A former Marine artillery officer who served in Iraq and Afghanistan, Hunter was the first post-9/11 combat veteran elected to Congress in 2008, where he made a name for himself as a military advocate, ‘vaping congressman‘, and recipient of an epic smack down by Army Gen. Ray Odierno.

In 2018, Hunter and his wife Margaret, then his campaign manager, were indicted by a federal grand jury on charges they used more than $250,000 in campaign funds on personal expenses including family vacations to Italy and Hawaii, groceries, expensive meals, and perhaps most notably, flying the family’s pet rabbit, Eggburt, across the country (the flying rabbit cost $500, in case you’re wondering).

Other examples of Hunter’s impropriety revealed in court documents included campaign spending on extramarital affairs and a personal trip to Italy using $14,000 in campaign funds that Hunter tried to finagle into a work-related matter:

Marine Corps photo

“I take full responsibility,” Hunter said at his March sentencing. He resigned from Congress in January.

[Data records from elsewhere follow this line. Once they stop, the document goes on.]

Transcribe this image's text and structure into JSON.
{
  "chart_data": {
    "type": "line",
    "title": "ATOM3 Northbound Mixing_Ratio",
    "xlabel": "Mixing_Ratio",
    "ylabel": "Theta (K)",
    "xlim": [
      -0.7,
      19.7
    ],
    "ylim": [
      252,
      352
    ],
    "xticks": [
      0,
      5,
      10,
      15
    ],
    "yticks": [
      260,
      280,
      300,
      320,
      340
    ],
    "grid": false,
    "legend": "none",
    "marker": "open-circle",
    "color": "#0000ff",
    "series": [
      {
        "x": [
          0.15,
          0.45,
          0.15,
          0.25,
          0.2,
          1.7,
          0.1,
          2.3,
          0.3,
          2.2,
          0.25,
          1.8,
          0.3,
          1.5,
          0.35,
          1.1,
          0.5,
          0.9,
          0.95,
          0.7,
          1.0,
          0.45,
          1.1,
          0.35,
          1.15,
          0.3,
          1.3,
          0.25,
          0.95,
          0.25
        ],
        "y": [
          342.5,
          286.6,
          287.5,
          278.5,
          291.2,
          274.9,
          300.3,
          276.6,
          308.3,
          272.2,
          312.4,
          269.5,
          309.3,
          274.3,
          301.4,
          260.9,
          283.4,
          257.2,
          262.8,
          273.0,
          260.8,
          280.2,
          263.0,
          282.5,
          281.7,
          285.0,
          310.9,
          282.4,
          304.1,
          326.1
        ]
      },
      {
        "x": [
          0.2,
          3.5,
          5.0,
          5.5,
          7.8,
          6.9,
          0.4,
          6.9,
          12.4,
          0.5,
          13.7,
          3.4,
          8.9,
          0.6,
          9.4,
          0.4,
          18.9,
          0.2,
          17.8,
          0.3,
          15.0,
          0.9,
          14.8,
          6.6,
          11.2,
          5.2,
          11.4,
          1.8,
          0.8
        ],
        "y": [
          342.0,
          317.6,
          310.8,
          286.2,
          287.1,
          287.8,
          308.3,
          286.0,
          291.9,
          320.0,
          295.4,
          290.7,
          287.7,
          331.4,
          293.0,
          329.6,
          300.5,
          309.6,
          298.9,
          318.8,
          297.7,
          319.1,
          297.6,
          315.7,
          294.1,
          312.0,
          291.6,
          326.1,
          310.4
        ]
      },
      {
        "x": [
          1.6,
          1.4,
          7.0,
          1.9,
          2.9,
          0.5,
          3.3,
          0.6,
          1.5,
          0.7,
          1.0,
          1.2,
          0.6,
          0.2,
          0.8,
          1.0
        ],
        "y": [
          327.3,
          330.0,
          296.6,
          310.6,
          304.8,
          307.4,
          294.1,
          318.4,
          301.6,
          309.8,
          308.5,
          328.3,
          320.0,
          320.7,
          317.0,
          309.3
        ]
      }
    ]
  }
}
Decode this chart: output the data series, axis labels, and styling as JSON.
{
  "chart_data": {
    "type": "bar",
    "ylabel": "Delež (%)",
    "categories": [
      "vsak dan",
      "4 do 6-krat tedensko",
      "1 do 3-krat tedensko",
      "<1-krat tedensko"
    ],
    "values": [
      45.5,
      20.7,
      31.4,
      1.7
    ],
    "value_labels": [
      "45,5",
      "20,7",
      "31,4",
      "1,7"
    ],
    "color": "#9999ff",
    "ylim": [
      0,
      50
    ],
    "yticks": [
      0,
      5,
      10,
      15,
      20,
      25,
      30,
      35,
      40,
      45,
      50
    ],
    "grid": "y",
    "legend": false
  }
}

As my colleague Jared Keller observed, Hunter carried out the grift since early on his congressional career in 2009 and either “falsely stated the expenses were ‘campaign-related,'” or straight-up lied to the campaign treasurer, according to the indictment, which revealed, for instance, the time when Hunter wanted to buy “Hawaii shorts” but was low on cash so Margaret told him in a text message to try a golf pro shop so it could be claimed as the purchase of golf balls “for the wounded warriors.”

Needless to say, the wounded warriors never got the golf balls.

Hunter was among more than two dozen people to receive a full pardon on Tuesday, which included former campaign aide George Papadopoulos and four Blackwater guards convicted of killing 17 innocent Iraqi men, women, and children at a crowded intersection in Baghdad in 2007.